Others who have been diagnosed with throat cancer are writer Christopher Hitchens, who was diagnosed this summer, former Texas Gov. Ann Richards and the late actor Ron Silver.

Throat Cancer Facts

Throat cancer forms in the tissues of the pharynx, the hollow tube inside the neck that starts behind the nose and ends at the top of the windpipe and esophagus. It can include cancer of the nasopharynx (the upper part of the throat behind the nose), the oropharynx (the middle part of the pharynx), and the hypopharynx (the bottom part of the pharynx). Cancer of the larynx (voice box) may also be included as a type of throat cancer.

Most throat cancers are squamous cell carcinomas.

According to the National Cancer Institute, there were 12,720 new cases of laryngeal and 12,660 of pharyngeal in 2010. The estimated annual deaths are 3,600 and 2,410, respectively.

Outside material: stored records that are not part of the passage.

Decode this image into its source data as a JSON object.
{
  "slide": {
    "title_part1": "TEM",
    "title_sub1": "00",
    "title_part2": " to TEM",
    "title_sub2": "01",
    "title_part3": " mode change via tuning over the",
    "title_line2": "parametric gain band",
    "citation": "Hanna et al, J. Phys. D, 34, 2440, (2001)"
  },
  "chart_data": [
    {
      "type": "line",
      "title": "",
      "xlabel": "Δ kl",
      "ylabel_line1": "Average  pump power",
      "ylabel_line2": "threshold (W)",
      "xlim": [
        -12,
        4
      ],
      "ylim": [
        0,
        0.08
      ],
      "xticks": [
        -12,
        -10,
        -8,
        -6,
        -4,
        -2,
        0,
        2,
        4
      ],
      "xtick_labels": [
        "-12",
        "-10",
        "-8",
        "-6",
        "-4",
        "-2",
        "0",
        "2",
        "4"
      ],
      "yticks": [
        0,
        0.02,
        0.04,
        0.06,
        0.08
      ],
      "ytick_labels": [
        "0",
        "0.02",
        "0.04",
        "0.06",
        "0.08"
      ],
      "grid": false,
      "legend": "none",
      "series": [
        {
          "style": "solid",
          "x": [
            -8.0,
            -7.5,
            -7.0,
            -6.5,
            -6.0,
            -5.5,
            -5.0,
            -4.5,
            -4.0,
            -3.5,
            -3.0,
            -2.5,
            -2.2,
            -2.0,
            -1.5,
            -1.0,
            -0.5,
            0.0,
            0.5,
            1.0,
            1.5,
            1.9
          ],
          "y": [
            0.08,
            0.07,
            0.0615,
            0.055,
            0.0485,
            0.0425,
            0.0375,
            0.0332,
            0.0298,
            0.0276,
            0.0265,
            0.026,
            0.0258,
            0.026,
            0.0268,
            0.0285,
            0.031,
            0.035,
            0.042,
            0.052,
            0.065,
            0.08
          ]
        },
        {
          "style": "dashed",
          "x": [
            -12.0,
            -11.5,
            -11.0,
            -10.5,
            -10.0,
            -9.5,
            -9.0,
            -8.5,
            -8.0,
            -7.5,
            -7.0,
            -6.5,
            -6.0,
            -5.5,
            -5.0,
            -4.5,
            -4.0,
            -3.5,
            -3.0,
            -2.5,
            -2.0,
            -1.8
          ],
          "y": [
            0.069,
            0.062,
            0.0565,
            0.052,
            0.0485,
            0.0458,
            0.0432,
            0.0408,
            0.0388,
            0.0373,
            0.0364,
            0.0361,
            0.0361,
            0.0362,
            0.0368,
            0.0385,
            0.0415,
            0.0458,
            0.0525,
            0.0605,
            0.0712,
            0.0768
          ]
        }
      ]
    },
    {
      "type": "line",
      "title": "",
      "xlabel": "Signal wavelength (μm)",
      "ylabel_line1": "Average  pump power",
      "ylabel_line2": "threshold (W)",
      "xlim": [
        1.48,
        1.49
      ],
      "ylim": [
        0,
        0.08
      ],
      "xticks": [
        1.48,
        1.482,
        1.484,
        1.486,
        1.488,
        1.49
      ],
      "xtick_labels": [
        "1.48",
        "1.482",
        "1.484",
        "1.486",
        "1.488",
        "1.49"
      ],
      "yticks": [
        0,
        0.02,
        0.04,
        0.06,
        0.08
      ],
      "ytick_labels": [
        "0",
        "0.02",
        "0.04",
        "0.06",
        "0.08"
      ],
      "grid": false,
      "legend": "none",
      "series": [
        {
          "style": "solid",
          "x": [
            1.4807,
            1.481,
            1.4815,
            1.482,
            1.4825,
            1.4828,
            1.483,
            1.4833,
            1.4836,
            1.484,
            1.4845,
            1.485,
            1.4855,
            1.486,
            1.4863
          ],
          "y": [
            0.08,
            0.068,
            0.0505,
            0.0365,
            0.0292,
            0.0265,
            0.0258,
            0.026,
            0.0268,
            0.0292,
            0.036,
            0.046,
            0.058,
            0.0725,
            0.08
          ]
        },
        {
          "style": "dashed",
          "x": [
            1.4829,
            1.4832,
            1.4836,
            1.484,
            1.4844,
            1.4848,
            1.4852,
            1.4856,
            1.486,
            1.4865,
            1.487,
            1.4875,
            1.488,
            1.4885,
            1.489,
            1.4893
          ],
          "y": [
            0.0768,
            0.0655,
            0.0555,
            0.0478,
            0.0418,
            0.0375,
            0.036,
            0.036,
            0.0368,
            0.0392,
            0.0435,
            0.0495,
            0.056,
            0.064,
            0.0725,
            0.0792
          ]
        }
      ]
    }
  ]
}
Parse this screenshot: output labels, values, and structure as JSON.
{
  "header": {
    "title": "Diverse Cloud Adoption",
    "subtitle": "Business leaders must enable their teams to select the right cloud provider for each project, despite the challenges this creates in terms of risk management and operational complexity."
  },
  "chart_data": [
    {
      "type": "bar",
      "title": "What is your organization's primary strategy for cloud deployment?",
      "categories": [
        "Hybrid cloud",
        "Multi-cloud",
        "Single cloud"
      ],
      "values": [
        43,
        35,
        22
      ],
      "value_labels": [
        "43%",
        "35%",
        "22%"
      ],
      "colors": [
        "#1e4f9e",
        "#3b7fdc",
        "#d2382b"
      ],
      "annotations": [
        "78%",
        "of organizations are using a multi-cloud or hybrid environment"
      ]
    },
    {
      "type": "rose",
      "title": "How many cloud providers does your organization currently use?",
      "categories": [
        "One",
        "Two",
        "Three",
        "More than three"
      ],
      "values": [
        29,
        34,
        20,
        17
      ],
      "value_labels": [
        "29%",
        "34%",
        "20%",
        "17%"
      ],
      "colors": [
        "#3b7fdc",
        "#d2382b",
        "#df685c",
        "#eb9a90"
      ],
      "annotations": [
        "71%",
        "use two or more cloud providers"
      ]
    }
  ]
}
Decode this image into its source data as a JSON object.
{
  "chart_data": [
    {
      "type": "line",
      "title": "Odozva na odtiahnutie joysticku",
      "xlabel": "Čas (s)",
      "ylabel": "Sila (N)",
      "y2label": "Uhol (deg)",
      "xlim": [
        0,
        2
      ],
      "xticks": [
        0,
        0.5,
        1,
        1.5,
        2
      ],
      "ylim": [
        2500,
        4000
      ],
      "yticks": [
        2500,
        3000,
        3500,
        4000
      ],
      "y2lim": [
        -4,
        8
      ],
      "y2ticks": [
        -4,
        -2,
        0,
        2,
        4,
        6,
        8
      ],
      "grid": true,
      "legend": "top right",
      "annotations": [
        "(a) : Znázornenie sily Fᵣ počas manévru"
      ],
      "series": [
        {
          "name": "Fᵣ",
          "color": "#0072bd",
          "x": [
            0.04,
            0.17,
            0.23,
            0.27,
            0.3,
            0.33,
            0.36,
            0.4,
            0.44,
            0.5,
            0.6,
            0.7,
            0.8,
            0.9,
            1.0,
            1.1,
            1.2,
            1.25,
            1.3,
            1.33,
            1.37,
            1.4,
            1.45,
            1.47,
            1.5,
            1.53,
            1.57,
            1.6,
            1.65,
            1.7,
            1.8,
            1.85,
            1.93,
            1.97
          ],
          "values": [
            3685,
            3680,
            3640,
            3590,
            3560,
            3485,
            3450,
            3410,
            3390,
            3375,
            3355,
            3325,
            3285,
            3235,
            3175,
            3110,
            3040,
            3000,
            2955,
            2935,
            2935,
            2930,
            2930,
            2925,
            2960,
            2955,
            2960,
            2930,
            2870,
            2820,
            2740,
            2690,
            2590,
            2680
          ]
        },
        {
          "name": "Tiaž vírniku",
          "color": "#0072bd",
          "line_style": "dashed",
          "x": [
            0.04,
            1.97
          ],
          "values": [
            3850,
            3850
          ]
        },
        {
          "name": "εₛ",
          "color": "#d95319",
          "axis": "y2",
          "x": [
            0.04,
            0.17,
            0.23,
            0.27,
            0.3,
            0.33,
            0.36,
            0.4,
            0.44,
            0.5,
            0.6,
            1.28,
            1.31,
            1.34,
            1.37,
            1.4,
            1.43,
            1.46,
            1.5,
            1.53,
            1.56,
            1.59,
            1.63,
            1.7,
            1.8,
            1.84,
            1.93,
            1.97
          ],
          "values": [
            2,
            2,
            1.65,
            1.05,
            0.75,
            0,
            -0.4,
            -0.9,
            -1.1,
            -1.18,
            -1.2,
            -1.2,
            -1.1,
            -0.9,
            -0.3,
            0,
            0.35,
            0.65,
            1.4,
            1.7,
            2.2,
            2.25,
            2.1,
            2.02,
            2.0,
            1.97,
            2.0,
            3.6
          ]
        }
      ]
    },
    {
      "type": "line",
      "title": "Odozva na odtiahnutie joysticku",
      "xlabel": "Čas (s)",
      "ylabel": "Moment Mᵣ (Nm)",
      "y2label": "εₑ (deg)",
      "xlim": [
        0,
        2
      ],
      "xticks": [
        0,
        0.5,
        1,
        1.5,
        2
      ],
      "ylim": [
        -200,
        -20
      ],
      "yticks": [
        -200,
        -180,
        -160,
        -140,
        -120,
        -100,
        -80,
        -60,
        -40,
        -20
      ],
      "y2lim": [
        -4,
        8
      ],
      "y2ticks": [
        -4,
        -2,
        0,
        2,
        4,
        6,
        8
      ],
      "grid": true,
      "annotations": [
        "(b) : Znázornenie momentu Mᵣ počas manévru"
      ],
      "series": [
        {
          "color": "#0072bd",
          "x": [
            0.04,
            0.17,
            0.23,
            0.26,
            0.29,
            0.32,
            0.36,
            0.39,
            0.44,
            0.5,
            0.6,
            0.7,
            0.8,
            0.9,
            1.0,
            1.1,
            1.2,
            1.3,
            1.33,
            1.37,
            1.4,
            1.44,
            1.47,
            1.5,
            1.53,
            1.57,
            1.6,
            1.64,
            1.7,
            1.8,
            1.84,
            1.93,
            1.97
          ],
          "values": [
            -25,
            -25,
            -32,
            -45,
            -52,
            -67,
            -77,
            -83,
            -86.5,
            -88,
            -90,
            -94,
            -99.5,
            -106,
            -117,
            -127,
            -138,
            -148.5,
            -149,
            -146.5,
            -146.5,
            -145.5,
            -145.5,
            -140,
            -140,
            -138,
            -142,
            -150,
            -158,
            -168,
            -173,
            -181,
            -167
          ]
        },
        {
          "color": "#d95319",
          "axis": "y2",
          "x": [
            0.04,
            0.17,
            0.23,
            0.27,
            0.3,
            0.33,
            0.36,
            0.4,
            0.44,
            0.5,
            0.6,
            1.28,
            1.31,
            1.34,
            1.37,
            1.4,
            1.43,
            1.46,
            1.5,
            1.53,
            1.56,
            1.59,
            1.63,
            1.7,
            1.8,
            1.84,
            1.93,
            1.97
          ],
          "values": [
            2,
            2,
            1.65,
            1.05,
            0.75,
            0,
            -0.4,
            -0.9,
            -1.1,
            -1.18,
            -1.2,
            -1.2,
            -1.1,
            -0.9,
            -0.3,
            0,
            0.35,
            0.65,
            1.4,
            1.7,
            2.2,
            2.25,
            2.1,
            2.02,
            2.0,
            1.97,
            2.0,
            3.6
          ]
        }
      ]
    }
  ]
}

Head and neck cancers account for approximately 3 to 5 percent of all cancers in the United States. These cancers are more common in men and in people over age 50.

Risk factors include tobacco and alcohol use: 85 percent of all head and neck cancers are related to smoking and that risk increases with alcohol use.

Some reports have found that people who smoke and drink are up to 100 times more likely to get head and neck cancer than are people with neither habit.

Other risk factors are the human papilloma virus, a group of about 100 different viruses. The 16 and 18 are associated with throat cancer.